After the express train had passed the boy and the girl stepped back into the train and stood in front of the elderly couple. The old man started talking with them, asking where they were from. The two were shy at first, because no one talks to each other on trains in Tokyo, but their demeanor changed as it became clear to the four of them that they all came from the countryside, all from up north in “backward” Tohoku, the boy from Iwate, the girl from Miyagi, and the old man and woman from Fukushima. The old man let out of roar of laughter, folding his arms and nodding. “I’m just an old country bumpkin (“inakappe”) and don’t know anything about living in the big city.

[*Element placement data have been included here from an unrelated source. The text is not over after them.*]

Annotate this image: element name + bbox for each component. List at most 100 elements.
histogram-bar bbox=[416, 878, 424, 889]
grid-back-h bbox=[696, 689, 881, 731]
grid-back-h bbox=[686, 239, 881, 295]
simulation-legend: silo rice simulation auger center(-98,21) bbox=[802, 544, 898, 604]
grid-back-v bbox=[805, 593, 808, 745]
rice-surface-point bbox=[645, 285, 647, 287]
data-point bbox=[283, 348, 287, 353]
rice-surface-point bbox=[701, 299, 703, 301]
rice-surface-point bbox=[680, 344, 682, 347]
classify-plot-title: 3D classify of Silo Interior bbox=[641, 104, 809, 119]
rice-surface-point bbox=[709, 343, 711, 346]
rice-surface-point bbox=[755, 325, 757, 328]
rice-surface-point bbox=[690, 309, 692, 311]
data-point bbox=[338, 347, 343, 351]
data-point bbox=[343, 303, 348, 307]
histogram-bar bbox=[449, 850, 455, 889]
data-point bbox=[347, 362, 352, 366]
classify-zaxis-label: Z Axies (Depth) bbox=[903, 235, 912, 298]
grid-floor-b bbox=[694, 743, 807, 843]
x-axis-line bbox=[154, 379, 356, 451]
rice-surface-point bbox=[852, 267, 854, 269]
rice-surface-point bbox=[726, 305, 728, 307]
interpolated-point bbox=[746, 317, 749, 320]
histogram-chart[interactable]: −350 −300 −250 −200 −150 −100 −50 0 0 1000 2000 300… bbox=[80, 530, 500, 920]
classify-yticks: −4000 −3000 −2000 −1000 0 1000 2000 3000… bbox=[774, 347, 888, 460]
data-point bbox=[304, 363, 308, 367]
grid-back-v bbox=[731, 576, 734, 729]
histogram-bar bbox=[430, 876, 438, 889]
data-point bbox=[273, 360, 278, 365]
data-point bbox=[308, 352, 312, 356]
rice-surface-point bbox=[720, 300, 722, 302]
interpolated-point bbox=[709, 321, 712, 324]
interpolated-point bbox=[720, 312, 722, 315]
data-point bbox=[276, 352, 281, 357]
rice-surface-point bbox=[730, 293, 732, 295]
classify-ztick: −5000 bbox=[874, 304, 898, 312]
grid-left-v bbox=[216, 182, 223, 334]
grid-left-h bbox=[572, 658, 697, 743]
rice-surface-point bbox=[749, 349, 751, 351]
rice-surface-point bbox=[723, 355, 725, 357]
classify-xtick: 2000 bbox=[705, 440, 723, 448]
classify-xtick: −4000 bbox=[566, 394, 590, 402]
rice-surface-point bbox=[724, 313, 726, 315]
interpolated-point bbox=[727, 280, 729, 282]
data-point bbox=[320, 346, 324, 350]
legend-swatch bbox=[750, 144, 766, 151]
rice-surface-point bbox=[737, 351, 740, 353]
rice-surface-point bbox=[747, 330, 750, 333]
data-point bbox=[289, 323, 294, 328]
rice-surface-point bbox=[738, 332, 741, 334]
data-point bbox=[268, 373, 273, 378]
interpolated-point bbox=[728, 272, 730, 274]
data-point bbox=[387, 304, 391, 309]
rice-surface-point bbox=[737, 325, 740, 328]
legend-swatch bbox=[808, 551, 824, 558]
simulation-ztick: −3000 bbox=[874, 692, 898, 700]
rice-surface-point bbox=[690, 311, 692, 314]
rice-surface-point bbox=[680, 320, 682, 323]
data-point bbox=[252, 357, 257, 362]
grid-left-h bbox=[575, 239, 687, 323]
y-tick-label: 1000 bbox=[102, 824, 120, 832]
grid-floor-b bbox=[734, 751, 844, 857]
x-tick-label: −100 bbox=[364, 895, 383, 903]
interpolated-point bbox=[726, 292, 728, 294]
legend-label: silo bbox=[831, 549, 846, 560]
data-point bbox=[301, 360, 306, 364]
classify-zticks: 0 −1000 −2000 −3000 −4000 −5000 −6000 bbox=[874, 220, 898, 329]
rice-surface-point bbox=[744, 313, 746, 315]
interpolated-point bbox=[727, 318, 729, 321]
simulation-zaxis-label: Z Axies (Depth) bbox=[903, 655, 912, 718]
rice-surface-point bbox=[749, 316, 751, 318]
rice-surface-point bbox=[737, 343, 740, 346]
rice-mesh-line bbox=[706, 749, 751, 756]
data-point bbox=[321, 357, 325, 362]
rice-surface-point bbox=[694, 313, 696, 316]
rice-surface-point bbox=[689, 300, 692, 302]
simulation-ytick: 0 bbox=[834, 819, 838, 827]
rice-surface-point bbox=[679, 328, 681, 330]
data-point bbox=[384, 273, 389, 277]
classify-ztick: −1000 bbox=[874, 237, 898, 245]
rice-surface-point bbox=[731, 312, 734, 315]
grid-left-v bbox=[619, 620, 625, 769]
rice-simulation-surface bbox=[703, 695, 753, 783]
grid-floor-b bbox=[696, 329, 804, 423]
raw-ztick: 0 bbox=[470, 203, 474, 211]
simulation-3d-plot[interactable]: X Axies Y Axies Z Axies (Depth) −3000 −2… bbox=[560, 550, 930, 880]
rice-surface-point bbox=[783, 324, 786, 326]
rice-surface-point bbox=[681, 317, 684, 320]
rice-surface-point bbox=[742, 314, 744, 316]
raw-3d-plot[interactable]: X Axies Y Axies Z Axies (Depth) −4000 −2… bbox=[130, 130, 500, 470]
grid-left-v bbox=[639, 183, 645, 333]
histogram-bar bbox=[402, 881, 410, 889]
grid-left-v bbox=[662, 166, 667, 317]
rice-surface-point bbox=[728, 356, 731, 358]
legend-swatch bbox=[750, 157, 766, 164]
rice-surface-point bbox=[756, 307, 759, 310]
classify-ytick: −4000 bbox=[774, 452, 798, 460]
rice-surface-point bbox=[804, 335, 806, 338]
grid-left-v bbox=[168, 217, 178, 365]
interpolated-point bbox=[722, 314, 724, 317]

Just came here to attend my brother’s funeral, that’s all. And today I went downtown to look at the big electronics stores. And what are you two young uns doing here, anyhow?”

“Studying,” replied the girl, smiling shyly, completely different from the lover making out on the seat just ten minutes earlier.

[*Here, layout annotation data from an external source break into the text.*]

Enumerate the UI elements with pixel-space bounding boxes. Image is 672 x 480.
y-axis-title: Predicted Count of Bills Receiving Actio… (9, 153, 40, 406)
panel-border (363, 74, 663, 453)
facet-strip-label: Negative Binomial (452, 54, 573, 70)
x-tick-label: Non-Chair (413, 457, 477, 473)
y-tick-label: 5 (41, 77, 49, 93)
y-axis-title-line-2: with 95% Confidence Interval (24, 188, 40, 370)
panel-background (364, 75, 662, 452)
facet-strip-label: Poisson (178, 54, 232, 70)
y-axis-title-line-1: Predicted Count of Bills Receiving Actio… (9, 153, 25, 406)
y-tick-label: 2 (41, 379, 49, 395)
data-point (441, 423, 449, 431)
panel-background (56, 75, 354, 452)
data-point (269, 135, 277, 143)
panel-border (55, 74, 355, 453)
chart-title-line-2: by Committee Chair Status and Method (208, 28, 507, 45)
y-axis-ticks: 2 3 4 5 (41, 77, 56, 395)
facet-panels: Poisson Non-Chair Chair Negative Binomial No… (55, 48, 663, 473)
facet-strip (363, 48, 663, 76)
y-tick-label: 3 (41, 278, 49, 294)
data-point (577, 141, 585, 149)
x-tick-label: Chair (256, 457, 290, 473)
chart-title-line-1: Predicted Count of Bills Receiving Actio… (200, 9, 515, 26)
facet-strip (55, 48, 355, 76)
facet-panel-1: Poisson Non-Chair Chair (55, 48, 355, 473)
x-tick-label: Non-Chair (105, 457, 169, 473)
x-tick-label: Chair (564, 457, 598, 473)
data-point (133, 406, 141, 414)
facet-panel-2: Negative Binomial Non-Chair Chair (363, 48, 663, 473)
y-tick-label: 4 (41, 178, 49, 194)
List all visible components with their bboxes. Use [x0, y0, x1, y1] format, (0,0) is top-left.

They talked until the train arrived at the young couple’s station and they both made to leave. “Wait,” said the old man. “How’s the chewing gum on your butt?”

“We got most of it off,” said the girl.

“Lemme have a look,” said the old man, and he made to grab the boy’s buttocks.

“Dear! You don’t go around grabbing strangers’ butts! What will people think?”

The girl hooted with laughter and the boy tried unsuccessfully batting the old man’s hand away while blushing red as a tomato. The old man’s wife managed to subdue her husband and let the young couple exit the train. They looked back, laughed, and waved good bye. I was sitting half a seat length away, barely able to keep from joining in the laughter. Everyone else peered down at their shoes or newspapers or cell phones, frowning, pretending they hadn’t witnessed a thing.

At the next station the elderly couple got off and fell behind as the train pulled away. The train fell silent again and I watched the rain hitting the window panes. But a warmth remained. A sense of a vital force having just passed through, like a fresh wind. I got off at my station and whistled as I walked home, in the dark.